Canada Life technical director, Andrew Tully, said the number of people who had transferred out of UK occupational schemes since 2015 “may sound staggering” but added that it “only represents a tiny fraction of the assets currently being held within pension schemes, so we can assume that most people appear to be staying put”.
He noted that “the majority of savers will be better off by staying in their DB scheme” but also conceded that “some individuals may stand to benefit from a transfer if they are in ill health or have expensive debt”.
In the final quarter of 2019, almost £10bn was transferred out of defined benefit (DB) pensions, up from just over £5bn in the previous quarter.
AJ Bell senior analyst, Tom Selby, said: “The scale of individual DB transfer activity in recent years has been staggering, driven by a perfect storm of persistently low gilt yields, the greater flexibility in defined contribution schemes created by the 2015 pension freedoms and uncertainty about the future of many companies sponsoring such schemes.
“This uncertainty has only been added to in recent months as Covid-19 has forced large swathes of the UK economy into stasis. As gilt yields have been driven ever lower, liabilities and deficits have surged, with the latest Pension Protection Fund figures showing aggregate deficits had reached £176bn at the end of April.”
Membership of DC schemes rose by 3.4 per cent in the three-month period ended 31 December 2019, faster than the growth rate of DB and DBH schemes, with ONS attributing their popularity to automatic enrolment.
Aegon head of pensions, Kate Smith, said: “Although the figures show an encouraging picture of workplace pension saving, future figures are likely to look very different as the financial and economic impacts of the coronavirus crisis take hold.
“Some employers with generous contributions are already looking to cut back to auto-enrolment minimum rates, either temporarily or permanently, and we may see more of this as the economic crisis begins to deepen.
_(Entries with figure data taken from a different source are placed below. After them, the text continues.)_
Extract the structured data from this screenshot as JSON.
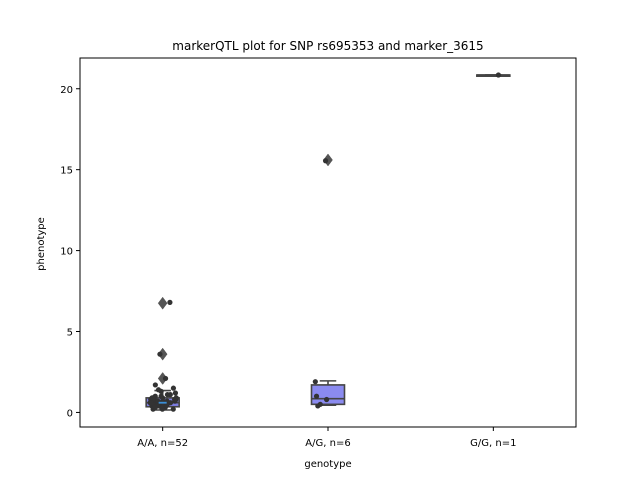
{
  "chart_data": {
    "type": "box",
    "title": "markerQTL plot for SNP rs695353 and marker_3615",
    "xlabel": "genotype",
    "ylabel": "phenotype",
    "ylim": [
      -0.9,
      21.9
    ],
    "yticks": [
      0,
      5,
      10,
      15,
      20
    ],
    "categories": [
      "A/A, n=52",
      "A/G, n=6",
      "G/G, n=1"
    ],
    "colors": {
      "A/A, n=52": "#7d7de0",
      "A/G, n=6": "#8b8bf0",
      "G/G, n=1": "#8b8bf0",
      "lines": "#454545",
      "points": "#333333",
      "median_mark": "#3b8fd6"
    },
    "boxes": [
      {
        "category": "A/A, n=52",
        "whisker_low": 0.15,
        "q1": 0.35,
        "median": 0.6,
        "q3": 0.9,
        "whisker_high": 1.35,
        "outliers": [
          2.1,
          3.6,
          6.75
        ]
      },
      {
        "category": "A/G, n=6",
        "whisker_low": 0.45,
        "q1": 0.5,
        "median": 0.85,
        "q3": 1.7,
        "whisker_high": 1.95,
        "outliers": [
          15.6
        ]
      },
      {
        "category": "G/G, n=1",
        "whisker_low": 20.85,
        "q1": 20.85,
        "median": 20.85,
        "q3": 20.85,
        "whisker_high": 20.85,
        "outliers": []
      }
    ],
    "points": [
      {
        "category": "A/A, n=52",
        "values": [
          0.2,
          0.3,
          0.4,
          0.5,
          0.6,
          0.7,
          0.8,
          0.2,
          0.3,
          0.4,
          0.5,
          0.6,
          0.7,
          0.8,
          0.9,
          1.0,
          1.1,
          0.2,
          0.3,
          0.4,
          0.5,
          0.6,
          0.7,
          0.8,
          0.9,
          1.0,
          1.2,
          0.3,
          0.4,
          0.5,
          0.6,
          0.7,
          0.8,
          0.9,
          1.3,
          0.3,
          0.5,
          0.7,
          0.9,
          1.1,
          1.4,
          0.4,
          0.6,
          0.8,
          1.7,
          1.5,
          0.25,
          0.35,
          2.1,
          3.6,
          6.8,
          0.45
        ]
      },
      {
        "category": "A/G, n=6",
        "values": [
          0.4,
          0.5,
          0.8,
          1.0,
          1.9,
          15.55
        ]
      },
      {
        "category": "G/G, n=1",
        "values": [
          20.85
        ]
      }
    ]
  }
}
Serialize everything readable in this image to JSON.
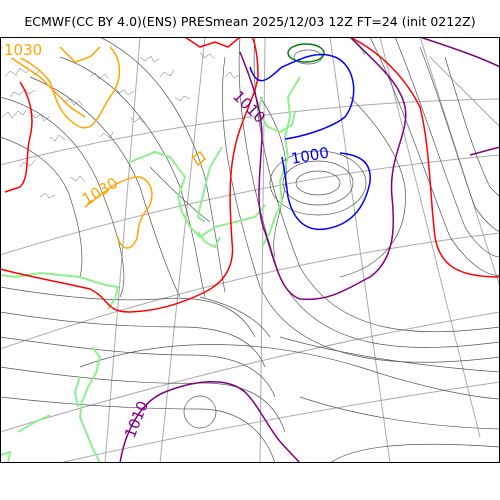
{
  "title": "ECMWF(CC BY 4.0)(ENS) PRESmean 2025/12/03 12Z FT=24 (init 0212Z)",
  "colors": {
    "coast": "#90ee90",
    "grid": "#aaaaaa",
    "isobar": "#555555",
    "c1000": "#0000ff",
    "c1010": "#800080",
    "c1020": "#ff0000",
    "c1030": "#ffa500",
    "c1040": "#008000"
  },
  "contour_labels": [
    {
      "text": "1030",
      "color_key": "c1030"
    },
    {
      "text": "1010",
      "color_key": "c1010"
    },
    {
      "text": "1030",
      "color_key": "c1030"
    },
    {
      "text": "1000",
      "color_key": "c1000"
    },
    {
      "text": "1010",
      "color_key": "c1010"
    }
  ]
}
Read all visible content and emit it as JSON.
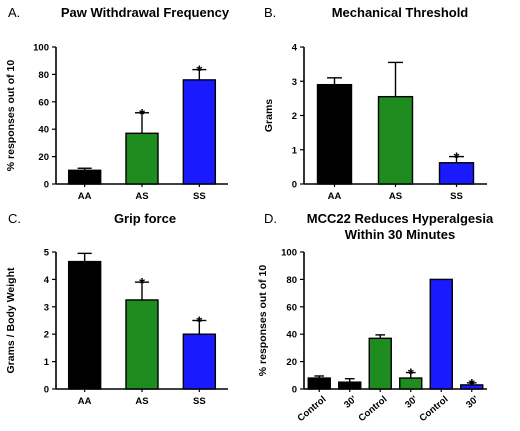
{
  "chart_data": [
    {
      "type": "bar",
      "panel": "A.",
      "title": "Paw Withdrawal Frequency",
      "ylabel": "% responses out of 10",
      "categories": [
        "AA",
        "AS",
        "SS"
      ],
      "values": [
        10,
        37,
        76
      ],
      "errors": [
        1.5,
        15,
        7.5
      ],
      "significant": [
        false,
        true,
        true
      ],
      "colors": [
        "#000000",
        "#1e8c1e",
        "#1a1aff"
      ],
      "ylim": [
        0,
        100
      ],
      "yticks": [
        0,
        20,
        40,
        60,
        80,
        100
      ],
      "significance_marker": "*",
      "grid": false
    },
    {
      "type": "bar",
      "panel": "B.",
      "title": "Mechanical Threshold",
      "ylabel": "Grams",
      "categories": [
        "AA",
        "AS",
        "SS"
      ],
      "values": [
        2.9,
        2.55,
        0.62
      ],
      "errors": [
        0.2,
        1.0,
        0.18
      ],
      "significant": [
        false,
        false,
        true
      ],
      "colors": [
        "#000000",
        "#1e8c1e",
        "#1a1aff"
      ],
      "ylim": [
        0,
        4
      ],
      "yticks": [
        0,
        1,
        2,
        3,
        4
      ],
      "significance_marker": "*",
      "grid": false
    },
    {
      "type": "bar",
      "panel": "C.",
      "title": "Grip force",
      "ylabel": "Grams / Body Weight",
      "categories": [
        "AA",
        "AS",
        "SS"
      ],
      "values": [
        4.65,
        3.25,
        2.0
      ],
      "errors": [
        0.3,
        0.65,
        0.5
      ],
      "significant": [
        false,
        true,
        true
      ],
      "colors": [
        "#000000",
        "#1e8c1e",
        "#1a1aff"
      ],
      "ylim": [
        0,
        5
      ],
      "yticks": [
        0,
        1,
        2,
        3,
        4,
        5
      ],
      "significance_marker": "*",
      "grid": false
    },
    {
      "type": "bar",
      "panel": "D.",
      "title": "MCC22 Reduces Hyperalgesia",
      "subtitle": "Within 30 Minutes",
      "ylabel": "% responses out of 10",
      "categories": [
        "Control",
        "30'",
        "Control",
        "30'",
        "Control",
        "30'"
      ],
      "values": [
        8,
        5,
        37,
        8,
        80,
        3
      ],
      "errors": [
        1.5,
        2.5,
        2.5,
        4,
        0,
        1.5
      ],
      "significant": [
        false,
        false,
        false,
        true,
        false,
        true
      ],
      "colors": [
        "#000000",
        "#000000",
        "#1e8c1e",
        "#1e8c1e",
        "#1a1aff",
        "#1a1aff"
      ],
      "ylim": [
        0,
        100
      ],
      "yticks": [
        0,
        20,
        40,
        60,
        80,
        100
      ],
      "significance_marker": "*",
      "grid": false
    }
  ]
}
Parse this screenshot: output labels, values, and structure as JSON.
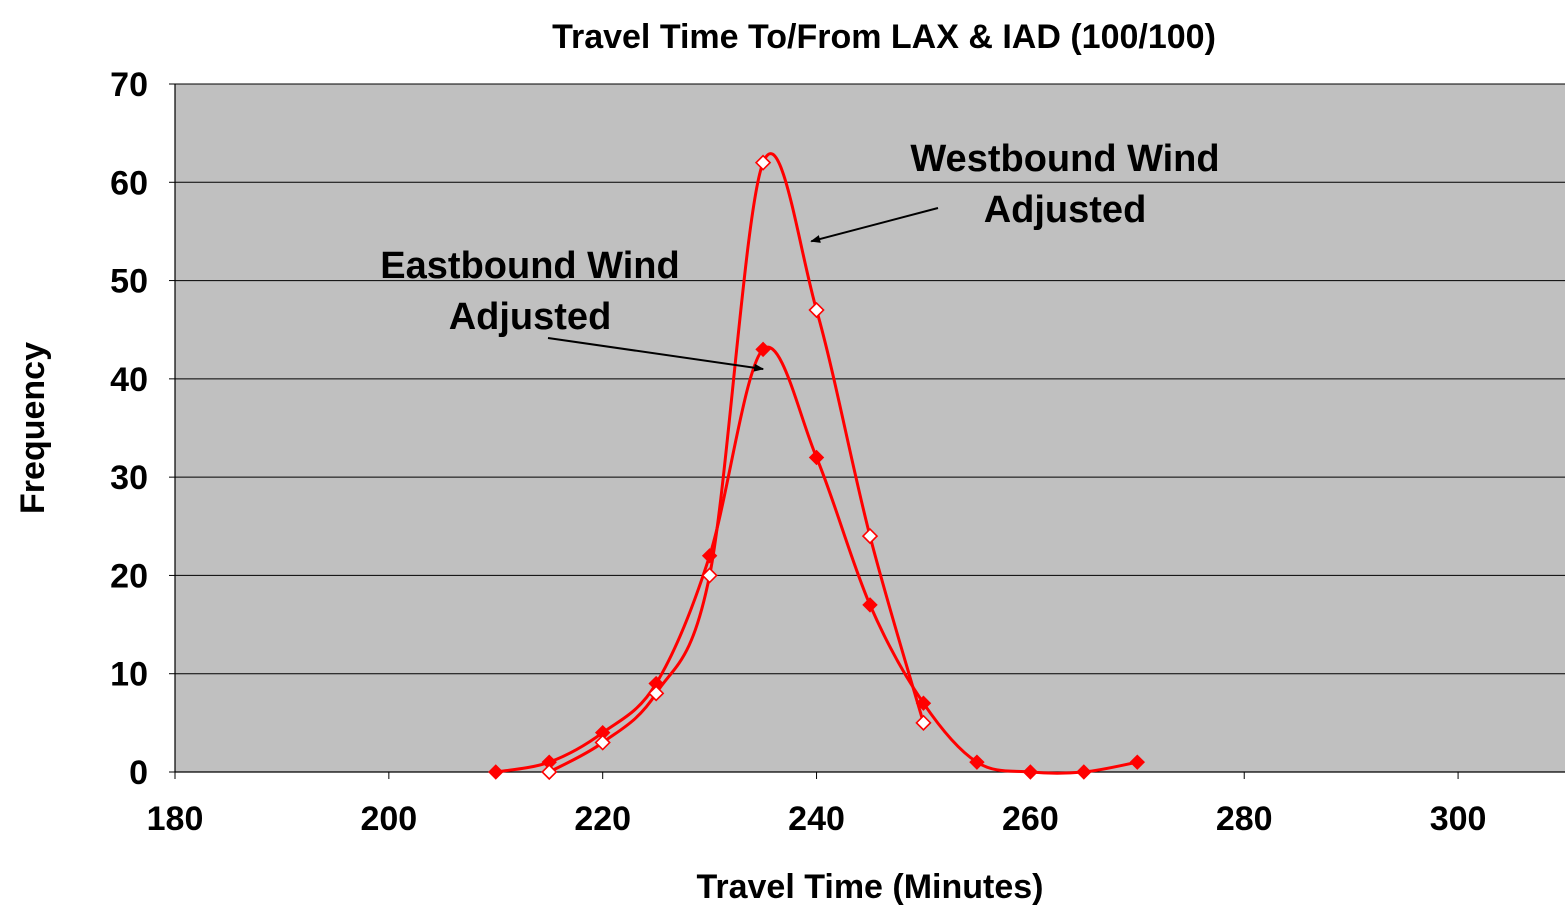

We could also see an increase in employees opting out of schemes to ease financial struggles, while others will lose their jobs and, with it, access to a workplace pension.”
Contributions to DC schemes have risen sharply since the introduction of automatic enrolment in 2015, with employer contributions climbing from £3.554bn in 2015 to £14.061bn in 2019.
In the same period, employee contributions jumped from £0.737bn to £6.253bn amid an increase in active membership of workplace pension schemes.
This resulted in employee contributions into DC schemes making up the lion’s share of total employee contributions in the fourth quarter of 2019, with £1.766bn going to DC schemes, while £0.684bn and £0.299bn went into public and private sector DBH schemes respectively.
Conversely, more than 70 per cent of employers' contributions in the fourth quarter of 2019 were into DBH schemes, with £9.240bn paid into DBH schemes and £3.670bn paid into DC schemes.
ONS stated that this was because of “the relatively old ‘age profile’ of the schemes” and also because of the “requirement for sponsors to make deficit reduction contributions (DRCs) to address deficits built up over the lifetime of the schemes”.
Over 60 per cent of private sector DBH employers’ contributions in quarter 4 2019 were shown to be DRCs.
At the end of 2019, nearly 70 per cent of direct investments of private sector employee schemes were in long-term debt securities, of which three-quarters was in UK gilts, while 60 per cent of direct investments of public sector employee schemes were in equities and unquoted private equity and alternatives.
Selby stated that this highlighted "the challenge many companies with yawning pension black holes faced" even before they entered the coronavirus crisis.
He added: "While the regulator has taken a pragmatic approach in relation to paying off deficits at a time when many companies are struggling to keep the lights on, the reality remains that, at some point, the pensions piper will need to be paid."